Essentially a moving x-ray, fluoroscopy allows us to evaluate the function of different body systems in real time. VSS uses fluoroscopy extensively in evaluation of the following:
- Swallowing study (used to diagnose swallowing dysfunction by using fluoroscopy to watch food which has been impregnated with a contrast agent travel from mouth to stomach)
- Used during surgical procedures such as pacemaker insertion, patent ductus arteriosus (heart surgery) and liver shunt surgery
- Respiratory disease (coughing study)
- Minimally invasive fracture repairs
Computed Tomography (CT)
- Brain, nose and ear evaluations
- Lung tissue (chest) for tumour metastasis
- Vascular supply of liver shunts
- Spinal assessment
- Elbow dysplasia
- Complex spinal and bone fractures
We have a radiographer who assists with the CT studies. Many patients will receive a contrast injection during this procedure. As CT requires the patient to be very still, patients must be anaesthetised for this procedure and they may be hospitalised overnight to ensure their safe recovery.

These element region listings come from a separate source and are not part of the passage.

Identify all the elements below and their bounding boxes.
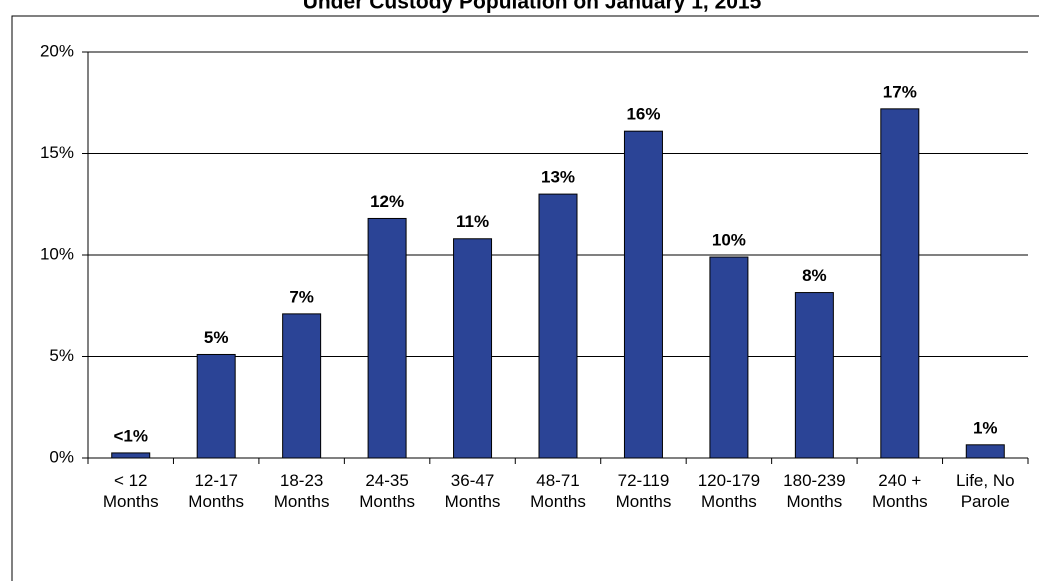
y-tick-label: 0% (49, 447, 74, 466)
x-tick-label: < 12 Months (103, 471, 159, 511)
y-tick-label: 10% (40, 244, 74, 263)
data-label: 13% (541, 168, 575, 187)
bar (282, 313, 322, 459)
data-label: 1% (973, 418, 998, 437)
x-tick-label: 180-239 Months (783, 471, 845, 511)
data-label: <1% (113, 426, 148, 445)
chart-title: Under Custody Population on January 1, 2… (303, 0, 762, 14)
x-tick-label: 24-35 Months (359, 471, 415, 511)
y-tick-label: 20% (40, 41, 74, 60)
data-label: 11% (456, 212, 489, 231)
data-label: 17% (883, 82, 917, 101)
bar (453, 238, 493, 459)
bar (196, 353, 236, 459)
x-tick-label: 36-47 Months (445, 471, 501, 511)
data-label: 12% (370, 192, 404, 211)
x-tick-label: 72-119 Months (616, 471, 672, 511)
bar (538, 193, 578, 459)
bar (111, 452, 151, 459)
data-label: 7% (289, 287, 314, 306)
bar (965, 444, 1005, 459)
y-tick-label: 15% (40, 143, 74, 162)
x-tick-label: 240 + Months (872, 471, 928, 511)
data-label: 5% (204, 328, 229, 347)
chart-frame (11, 15, 1039, 586)
x-tick-label: 120-179 Months (698, 471, 760, 511)
bar (880, 108, 920, 459)
x-tick-label: 18-23 Months (274, 471, 330, 511)
bar (367, 217, 407, 459)
data-label: 10% (712, 231, 746, 250)
x-tick-label: 48-71 Months (530, 471, 586, 511)
bar (623, 130, 663, 459)
y-tick-label: 5% (49, 346, 74, 365)
x-tick-label: Life, No Parole (956, 471, 1015, 511)
x-tick-label: 12-17 Months (188, 471, 244, 511)
data-label: 8% (802, 266, 827, 285)
bar (794, 292, 834, 459)
data-label: 16% (626, 105, 660, 124)
bar (709, 256, 749, 459)
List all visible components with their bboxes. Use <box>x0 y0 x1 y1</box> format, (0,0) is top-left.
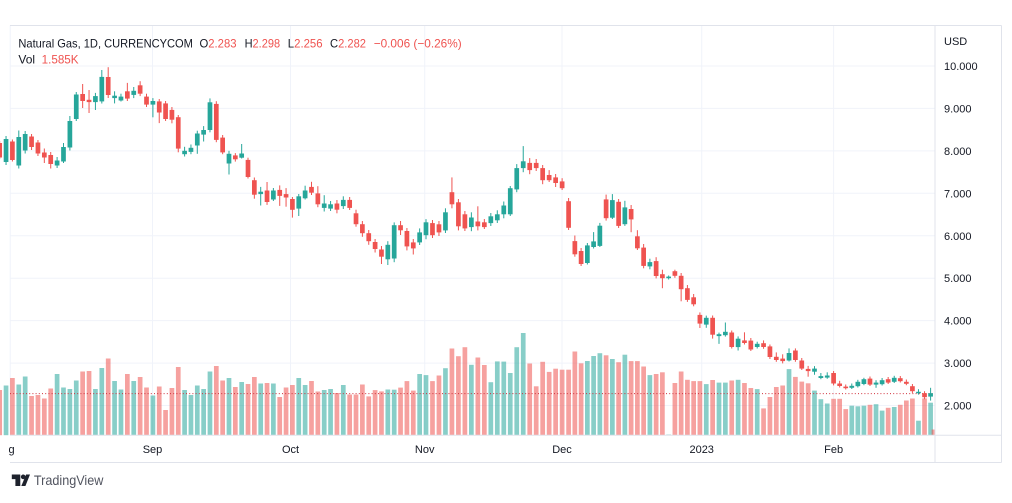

Magnetic Resonance Imaging (MRI)
Our Brisbane hospital is home to our veterinary MRI machine. MRI does not use ionising radiation but instead uses radio waves to excite cells and generate a magnetic image which then is used to create a computer generated image. It is used extensively for soft tissue structures such as:
- Spinal cord
- Muscles and tendons
- Nasal Cavity
Many patients will receive a contrast injection during the procedure, and may be hospitalised overnight to ensure they recover well from the anaesthesia. We work in close conjunction with specialist veterinary radiologists to ensure the best interpretation of our MRI and CT studies so we achieve the best outcome for your pet.
Veterinary Specialist Services is extremely fortunate to have access to a high field MRI unit at the University of Queensland if required. This machine has a powerful magnet that is used for animal research, and may be recommended in specific circumstances. Attendance at this MRI requires transport off site.
Veterinary Specialist Services is proud to use the safest and most up-to-date anaesthetic agents and equipment. Every anaesthetic is tailored to your pet's individual requirements and a thorough pre-anaesthetic assessment is carried out before every anaesthetic, including blood tests and assessment by other specialists as required. It is important to remember that any anaesthesia involves some very small risk to the patient. The staff at VSS take every precaution to ensure the safety and well being of your pet.